前東京都知事で国際政治学者の舛添要一氏が11日、「ABEMA的ニュースショー」(ABEMA TV)に出演。東京五輪・パラリンピックを巡る汚職事件で森喜朗元首相が東京地検特捜部から事情聴取されていたニュースを解説した。
森氏の聴取は大会スポンサーのAOKIホールディングス、KADOKAWAから賄賂を受領した疑いがある組織委元理事高橋治之容疑者の受託収賄事件の立証に必要と判断したとみられる。
舛添氏はこの動きに「総理をおやりになった方までを呼んで話を聴くっていうのは、ちょっと異例ですね」とコメント。
続けて「間違っているかもしれないが」と前置きし「背景として、安倍(晋三)元総理が銃撃事件でお亡くなりになった。それからいろんな問題が噴出してきましたね。一番は統一教会の問題。それからこの五輪の汚職の問題も。

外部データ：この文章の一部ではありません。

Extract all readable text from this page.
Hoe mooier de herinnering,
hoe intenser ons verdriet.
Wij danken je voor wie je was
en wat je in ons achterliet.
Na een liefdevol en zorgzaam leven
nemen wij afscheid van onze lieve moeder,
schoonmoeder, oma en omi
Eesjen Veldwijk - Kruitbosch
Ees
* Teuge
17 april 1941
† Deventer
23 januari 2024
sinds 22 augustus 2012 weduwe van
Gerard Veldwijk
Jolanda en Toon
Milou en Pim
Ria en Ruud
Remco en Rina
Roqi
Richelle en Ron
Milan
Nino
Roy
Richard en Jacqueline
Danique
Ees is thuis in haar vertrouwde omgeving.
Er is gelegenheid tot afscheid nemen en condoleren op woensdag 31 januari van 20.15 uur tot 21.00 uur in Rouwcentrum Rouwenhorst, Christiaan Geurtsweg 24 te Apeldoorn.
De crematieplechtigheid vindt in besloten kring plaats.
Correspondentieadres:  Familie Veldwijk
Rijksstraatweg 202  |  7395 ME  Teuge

安倍さんの時代にやった東京五輪なんですよ。だから検察は公平にやるんだけども、やっぱり政治的配慮というのは若干働かすので、仮に今安倍さんがお元気であれば、ここまで踏み込めなかったんじゃないかな?っていうのが私の感想」と述べた。
さらに自民党の確認調査で、世界平和統一家庭連合(旧統一教会)側と接点を持っていた所属国会議員は安倍派が一番多かったことを指摘。
その上で「森さんは安倍派のもともともとのトップの方であるし、安倍さん亡きあと、誰が後継ぐのか?といってもいない。森さんが安倍派をなんとかまとめてる。安倍派が分裂する可能性もあるわけですよ。そういう微妙なとき。森さんまったく無実で何の関係もなかったかもわかりませんけど、政治の世界では特捜に呼ばれて事情聴取受けたっていうだけで、もう力は落ちますね」と分析した。
続けて「そうすると安倍派の力は落ちる。じゃあそれを岸田(文雄首相)さんはどう見てるのか? 一番大きな派閥が割れた方が自分はやりやすいんで。そういういろんな政治のドロドロした部分が裏にあるのかなという気もしてます」と読み解いた。